Lucien Y. Bronicki, Chairman of the Board and Chief Technology Officer of
Ormat Technologies, said, "Ormat's commercial activity in the solar energy
market is part of a strategic plan to be a leading player in renewable energy.
We have a long, rich history in renewable energy that includes activity in
solar energy that we believe we can leverage to bring unique benefits to this
project. Our connection to solar energy goes back over 30 years to the solar
pond project that we developed between 1977 and 1984. Our work on the solar
pond created the technological foundation for our geothermal technology, which
today positions Ormat as the industry leader. We are pleased to finally add an
Israeli solar installation, to the current 1,200 MW of Geothermal and
Recovered Energy power plants that Ormat has installed throughout the years.

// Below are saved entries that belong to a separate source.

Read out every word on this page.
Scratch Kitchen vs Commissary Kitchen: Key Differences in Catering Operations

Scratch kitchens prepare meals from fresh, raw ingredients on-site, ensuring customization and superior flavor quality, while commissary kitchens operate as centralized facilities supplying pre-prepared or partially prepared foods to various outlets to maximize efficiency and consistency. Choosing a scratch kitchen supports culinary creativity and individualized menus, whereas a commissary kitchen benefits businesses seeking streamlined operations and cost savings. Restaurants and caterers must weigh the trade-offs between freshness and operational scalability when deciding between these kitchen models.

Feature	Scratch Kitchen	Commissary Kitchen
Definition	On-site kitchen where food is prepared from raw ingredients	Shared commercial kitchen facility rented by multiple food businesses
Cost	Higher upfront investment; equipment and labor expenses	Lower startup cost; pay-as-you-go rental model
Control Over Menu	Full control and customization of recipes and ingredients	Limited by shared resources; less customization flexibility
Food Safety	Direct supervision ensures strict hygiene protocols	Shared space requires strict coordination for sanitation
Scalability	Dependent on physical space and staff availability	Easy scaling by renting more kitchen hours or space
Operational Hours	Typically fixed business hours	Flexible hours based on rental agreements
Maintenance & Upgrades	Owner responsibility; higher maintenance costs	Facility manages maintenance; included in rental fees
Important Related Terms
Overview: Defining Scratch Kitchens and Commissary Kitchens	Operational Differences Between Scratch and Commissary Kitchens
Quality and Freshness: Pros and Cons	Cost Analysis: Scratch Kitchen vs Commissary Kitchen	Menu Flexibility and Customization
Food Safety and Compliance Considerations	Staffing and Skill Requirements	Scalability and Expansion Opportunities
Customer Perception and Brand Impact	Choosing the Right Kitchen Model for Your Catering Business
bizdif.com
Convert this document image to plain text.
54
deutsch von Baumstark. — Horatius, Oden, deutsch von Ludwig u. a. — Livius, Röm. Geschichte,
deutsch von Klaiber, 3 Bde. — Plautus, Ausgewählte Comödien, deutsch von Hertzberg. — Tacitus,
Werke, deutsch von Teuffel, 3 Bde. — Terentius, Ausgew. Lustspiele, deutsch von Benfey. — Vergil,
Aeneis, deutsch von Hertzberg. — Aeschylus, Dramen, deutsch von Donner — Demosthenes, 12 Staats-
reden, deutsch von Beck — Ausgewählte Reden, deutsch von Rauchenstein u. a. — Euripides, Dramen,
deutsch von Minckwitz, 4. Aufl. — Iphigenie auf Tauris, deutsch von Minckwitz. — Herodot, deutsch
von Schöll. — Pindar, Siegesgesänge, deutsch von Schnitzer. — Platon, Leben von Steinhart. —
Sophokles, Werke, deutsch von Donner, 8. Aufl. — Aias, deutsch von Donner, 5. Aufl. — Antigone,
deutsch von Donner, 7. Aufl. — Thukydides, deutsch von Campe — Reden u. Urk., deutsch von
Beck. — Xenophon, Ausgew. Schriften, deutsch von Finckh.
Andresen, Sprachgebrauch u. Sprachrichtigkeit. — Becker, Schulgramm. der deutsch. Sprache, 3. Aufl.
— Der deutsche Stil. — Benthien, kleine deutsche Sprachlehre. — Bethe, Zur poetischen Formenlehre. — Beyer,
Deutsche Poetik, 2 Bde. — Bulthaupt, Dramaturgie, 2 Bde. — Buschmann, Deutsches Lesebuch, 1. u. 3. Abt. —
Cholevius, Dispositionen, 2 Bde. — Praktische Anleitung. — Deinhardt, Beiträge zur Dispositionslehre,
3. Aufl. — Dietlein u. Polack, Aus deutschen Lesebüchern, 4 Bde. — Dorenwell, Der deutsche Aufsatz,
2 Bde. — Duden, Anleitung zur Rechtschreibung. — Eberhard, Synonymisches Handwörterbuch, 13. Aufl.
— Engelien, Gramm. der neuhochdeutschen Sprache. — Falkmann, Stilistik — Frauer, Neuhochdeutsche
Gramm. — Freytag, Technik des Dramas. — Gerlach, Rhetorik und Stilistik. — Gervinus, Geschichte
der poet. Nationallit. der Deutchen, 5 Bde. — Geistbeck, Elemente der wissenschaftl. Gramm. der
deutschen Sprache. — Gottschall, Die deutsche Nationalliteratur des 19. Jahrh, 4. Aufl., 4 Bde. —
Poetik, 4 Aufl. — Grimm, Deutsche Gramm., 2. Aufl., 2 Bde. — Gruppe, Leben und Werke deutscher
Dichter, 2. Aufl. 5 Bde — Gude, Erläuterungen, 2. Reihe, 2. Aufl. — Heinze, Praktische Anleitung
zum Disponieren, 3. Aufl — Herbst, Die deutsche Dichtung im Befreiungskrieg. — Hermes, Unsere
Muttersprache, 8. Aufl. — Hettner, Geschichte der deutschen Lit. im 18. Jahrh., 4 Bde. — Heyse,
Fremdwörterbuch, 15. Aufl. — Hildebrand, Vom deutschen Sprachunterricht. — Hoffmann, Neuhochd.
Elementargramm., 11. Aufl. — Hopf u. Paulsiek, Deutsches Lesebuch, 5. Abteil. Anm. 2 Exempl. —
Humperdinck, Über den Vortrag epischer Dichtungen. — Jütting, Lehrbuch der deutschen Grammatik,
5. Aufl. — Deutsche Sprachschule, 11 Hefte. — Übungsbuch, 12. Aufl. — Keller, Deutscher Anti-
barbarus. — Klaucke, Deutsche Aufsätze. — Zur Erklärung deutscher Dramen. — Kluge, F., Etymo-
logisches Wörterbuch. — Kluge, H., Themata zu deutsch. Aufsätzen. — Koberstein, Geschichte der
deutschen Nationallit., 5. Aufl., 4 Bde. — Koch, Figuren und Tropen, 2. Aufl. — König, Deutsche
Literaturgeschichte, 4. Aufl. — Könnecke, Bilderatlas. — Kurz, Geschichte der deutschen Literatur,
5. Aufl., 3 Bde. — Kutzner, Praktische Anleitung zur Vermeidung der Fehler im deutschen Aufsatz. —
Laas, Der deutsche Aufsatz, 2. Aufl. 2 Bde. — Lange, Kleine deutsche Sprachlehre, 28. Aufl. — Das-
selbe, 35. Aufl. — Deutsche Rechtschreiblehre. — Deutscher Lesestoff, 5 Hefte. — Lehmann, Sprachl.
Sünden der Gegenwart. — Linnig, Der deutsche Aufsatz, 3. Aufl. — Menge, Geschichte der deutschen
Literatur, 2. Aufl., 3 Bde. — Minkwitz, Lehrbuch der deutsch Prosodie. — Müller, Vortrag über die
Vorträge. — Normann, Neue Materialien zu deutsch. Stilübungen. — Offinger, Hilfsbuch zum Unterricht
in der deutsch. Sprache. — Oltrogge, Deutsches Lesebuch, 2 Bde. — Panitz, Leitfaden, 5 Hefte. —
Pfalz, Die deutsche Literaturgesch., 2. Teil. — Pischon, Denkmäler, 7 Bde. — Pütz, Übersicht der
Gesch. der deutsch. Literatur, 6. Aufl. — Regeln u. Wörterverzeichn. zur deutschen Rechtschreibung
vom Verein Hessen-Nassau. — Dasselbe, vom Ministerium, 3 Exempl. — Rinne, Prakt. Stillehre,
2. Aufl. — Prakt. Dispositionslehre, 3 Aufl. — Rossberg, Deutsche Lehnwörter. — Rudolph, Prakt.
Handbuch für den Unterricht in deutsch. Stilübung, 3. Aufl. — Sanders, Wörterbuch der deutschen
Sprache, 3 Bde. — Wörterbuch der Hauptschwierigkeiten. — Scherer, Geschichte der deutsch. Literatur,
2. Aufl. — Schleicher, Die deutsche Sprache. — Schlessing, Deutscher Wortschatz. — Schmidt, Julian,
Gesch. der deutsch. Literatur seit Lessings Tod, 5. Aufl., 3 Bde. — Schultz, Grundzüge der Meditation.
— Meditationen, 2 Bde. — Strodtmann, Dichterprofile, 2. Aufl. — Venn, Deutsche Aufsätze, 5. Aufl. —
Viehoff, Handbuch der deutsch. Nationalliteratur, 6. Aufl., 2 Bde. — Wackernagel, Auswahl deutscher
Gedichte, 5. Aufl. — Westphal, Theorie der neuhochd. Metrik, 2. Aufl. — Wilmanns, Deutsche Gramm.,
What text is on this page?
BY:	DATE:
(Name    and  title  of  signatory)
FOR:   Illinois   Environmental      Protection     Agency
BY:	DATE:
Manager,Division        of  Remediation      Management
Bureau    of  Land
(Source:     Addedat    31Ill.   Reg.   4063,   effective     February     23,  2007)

We are looking at this joint venture as an attractive business opportunity
derived by the reduction in solar PV modules prices and the increase in their
supply on one hand and the expected Israeli feed-in tariff for large solar PV
systems on the other hand."
About Ormat Technologies
Ormat Technologies, Inc. is the only vertically-integrated company primarily
engaged in the geothermal and recovered energy power business. The Company
designs, develops, owns and operates geothermal and recovered energy-based
power plants around the world. Additionally, the Company designs, manufactures
and sells geothermal and recovered energy power units and other
power-generating equipment, and provides related services. The Company has
more than four decades of experience in the development of
environmentally-sound power, primarily in geothermal and recovered-energy
generation. Ormat products and systems are covered by 75 U.S. patents. Ormat
has built over approximately 1,200 MW of plants half for its own account and
half as supplies to utilities and developers. Ormat's current generating
portfolio includes the following geothermal and recovered energy-based power
plants: in the United States - Brady, Heber, Mammoth, Ormesa, Puna, Steamboat,
OREG 1, OREG 2 and Peetz; in Guatemala - Zunil and Amatitlan; in Kenya -
Olkaria; in Nicaragua - Momotombo and in New Zealand - GDL.